Prograde and Retrograde Gas Flow around Disk-embedded Companions: Dependence on Eccentricity, Mass, and Disk Properties

We apply 3D hydrodynamical simulations to study the rotational aspect of gas flow patterns around eccentric companions embedded in an accretion disk. We sample a wide range of companion mass ratios q and disk aspect ratios h0, and confirm a generic transition from prograde (steady tidal interaction dominated) to retrograde (background Keplerian shear dominated) circumcompanion flow when orbital eccentricity exceeds a critical value et. We find et ∼ h0 for subthermal companions while ${e}_{t}\sim {(q/{h}_{0}^{3})}^{1/3}$ for superthermal companions, and propose an empirical formula to unify the two scenarios. Our results also suggest that et is insensitive to modest levels of turbulence, modeled in the form of a kinematic viscosity term.

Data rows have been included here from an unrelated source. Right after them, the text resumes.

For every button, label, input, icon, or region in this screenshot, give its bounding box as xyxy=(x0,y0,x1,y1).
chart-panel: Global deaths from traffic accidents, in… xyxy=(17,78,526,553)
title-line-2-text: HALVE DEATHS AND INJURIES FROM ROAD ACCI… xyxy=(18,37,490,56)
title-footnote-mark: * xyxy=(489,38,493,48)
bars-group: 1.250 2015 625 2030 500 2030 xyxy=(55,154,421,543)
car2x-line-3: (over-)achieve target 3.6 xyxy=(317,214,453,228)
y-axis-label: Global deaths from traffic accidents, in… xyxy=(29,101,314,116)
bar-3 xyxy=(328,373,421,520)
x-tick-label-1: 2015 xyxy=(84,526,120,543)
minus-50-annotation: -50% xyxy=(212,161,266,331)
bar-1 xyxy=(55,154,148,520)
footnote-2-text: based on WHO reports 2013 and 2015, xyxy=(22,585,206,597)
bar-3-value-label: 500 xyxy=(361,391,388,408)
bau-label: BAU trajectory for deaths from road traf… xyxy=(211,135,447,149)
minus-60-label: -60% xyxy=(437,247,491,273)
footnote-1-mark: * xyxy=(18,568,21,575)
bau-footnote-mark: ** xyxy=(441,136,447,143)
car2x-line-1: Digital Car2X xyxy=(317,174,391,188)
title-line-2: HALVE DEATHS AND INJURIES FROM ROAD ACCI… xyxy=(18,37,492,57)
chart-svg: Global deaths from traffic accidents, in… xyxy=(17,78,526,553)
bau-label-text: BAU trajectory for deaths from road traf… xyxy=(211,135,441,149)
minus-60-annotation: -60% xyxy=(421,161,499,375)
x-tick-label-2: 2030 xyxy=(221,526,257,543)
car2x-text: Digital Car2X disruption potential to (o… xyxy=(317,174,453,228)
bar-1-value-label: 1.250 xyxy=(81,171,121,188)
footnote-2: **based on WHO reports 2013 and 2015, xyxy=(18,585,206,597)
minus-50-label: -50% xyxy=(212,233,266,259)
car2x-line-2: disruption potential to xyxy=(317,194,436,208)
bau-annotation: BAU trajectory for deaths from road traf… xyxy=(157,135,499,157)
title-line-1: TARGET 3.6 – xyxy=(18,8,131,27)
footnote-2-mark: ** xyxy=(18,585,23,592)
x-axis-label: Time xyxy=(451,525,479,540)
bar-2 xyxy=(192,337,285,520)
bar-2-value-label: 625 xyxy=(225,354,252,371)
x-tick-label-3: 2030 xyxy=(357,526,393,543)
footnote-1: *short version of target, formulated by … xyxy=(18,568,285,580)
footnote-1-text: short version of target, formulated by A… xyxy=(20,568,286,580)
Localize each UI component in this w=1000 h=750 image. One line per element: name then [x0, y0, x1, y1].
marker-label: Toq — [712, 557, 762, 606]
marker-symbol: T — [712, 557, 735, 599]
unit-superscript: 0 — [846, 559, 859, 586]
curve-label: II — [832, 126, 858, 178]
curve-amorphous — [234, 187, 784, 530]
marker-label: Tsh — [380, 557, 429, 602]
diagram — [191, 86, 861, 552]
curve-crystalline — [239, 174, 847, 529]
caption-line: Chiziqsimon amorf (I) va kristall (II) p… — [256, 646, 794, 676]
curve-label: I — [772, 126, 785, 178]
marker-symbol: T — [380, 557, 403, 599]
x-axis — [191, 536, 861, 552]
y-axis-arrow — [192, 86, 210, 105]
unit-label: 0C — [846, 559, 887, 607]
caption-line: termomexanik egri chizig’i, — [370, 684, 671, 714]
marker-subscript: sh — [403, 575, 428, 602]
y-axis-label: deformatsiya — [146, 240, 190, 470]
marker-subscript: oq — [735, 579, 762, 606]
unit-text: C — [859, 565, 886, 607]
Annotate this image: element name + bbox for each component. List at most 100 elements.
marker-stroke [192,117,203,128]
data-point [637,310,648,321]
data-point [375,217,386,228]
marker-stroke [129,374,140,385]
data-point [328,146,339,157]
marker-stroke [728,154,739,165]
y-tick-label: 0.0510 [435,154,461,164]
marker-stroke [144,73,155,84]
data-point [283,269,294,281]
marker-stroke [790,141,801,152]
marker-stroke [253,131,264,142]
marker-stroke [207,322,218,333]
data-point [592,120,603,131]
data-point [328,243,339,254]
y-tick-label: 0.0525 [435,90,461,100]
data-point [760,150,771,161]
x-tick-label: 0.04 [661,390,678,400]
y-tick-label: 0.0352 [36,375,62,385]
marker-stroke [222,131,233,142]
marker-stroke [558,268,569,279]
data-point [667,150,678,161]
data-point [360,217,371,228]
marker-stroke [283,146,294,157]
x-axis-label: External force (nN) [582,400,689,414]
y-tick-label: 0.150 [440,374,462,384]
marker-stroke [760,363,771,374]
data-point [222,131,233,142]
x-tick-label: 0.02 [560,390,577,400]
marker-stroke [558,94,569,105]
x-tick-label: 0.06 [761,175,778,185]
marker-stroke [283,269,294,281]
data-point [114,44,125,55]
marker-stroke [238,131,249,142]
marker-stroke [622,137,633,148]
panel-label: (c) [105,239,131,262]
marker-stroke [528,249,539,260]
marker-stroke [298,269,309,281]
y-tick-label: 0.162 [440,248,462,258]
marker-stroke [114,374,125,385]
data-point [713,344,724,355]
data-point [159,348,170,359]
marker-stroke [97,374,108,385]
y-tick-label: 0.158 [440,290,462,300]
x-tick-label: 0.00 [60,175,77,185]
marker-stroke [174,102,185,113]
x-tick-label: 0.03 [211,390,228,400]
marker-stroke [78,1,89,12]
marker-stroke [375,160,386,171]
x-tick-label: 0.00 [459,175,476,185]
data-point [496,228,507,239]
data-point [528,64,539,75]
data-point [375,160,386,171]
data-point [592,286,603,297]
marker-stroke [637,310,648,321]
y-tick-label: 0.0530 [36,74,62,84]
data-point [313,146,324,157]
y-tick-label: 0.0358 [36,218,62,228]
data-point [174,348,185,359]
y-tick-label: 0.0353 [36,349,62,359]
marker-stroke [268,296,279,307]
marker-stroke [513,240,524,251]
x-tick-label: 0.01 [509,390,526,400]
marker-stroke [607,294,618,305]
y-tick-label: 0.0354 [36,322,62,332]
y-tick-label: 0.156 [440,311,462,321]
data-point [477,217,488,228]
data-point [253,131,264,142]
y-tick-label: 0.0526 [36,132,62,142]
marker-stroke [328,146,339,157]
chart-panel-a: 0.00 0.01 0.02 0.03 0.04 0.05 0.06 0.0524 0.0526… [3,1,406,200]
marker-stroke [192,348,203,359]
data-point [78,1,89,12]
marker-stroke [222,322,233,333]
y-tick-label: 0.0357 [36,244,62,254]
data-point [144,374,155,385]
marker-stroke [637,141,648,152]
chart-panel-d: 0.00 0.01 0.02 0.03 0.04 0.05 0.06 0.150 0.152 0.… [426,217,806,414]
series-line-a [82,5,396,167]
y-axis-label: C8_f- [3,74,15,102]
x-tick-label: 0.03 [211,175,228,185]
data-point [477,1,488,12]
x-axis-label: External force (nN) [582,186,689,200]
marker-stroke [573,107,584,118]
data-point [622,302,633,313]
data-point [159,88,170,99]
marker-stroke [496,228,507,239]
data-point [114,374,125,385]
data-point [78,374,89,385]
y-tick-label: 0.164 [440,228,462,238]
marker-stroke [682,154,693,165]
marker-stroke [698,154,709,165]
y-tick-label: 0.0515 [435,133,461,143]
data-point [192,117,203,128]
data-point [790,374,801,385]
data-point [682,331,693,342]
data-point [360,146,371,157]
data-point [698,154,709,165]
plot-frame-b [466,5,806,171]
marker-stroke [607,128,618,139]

In the context of stellar-mass black holes (sBHs) embedded in active galactic nucleus (AGN) accretion disks, the bifurcation of their circumstellar disk rotation suggests the formation of a population of nearly antialigned sBHs, whose relevance to low spin gravitational wave events can be probed in more detail with future population models of sBH evolution in AGN disks, making use of our quantitative scaling for et; in the context of circumplanetary disks (CPDs), our results suggest the possibility of forming retrograde satellites in situ in retrograde CPDs around eccentric planets.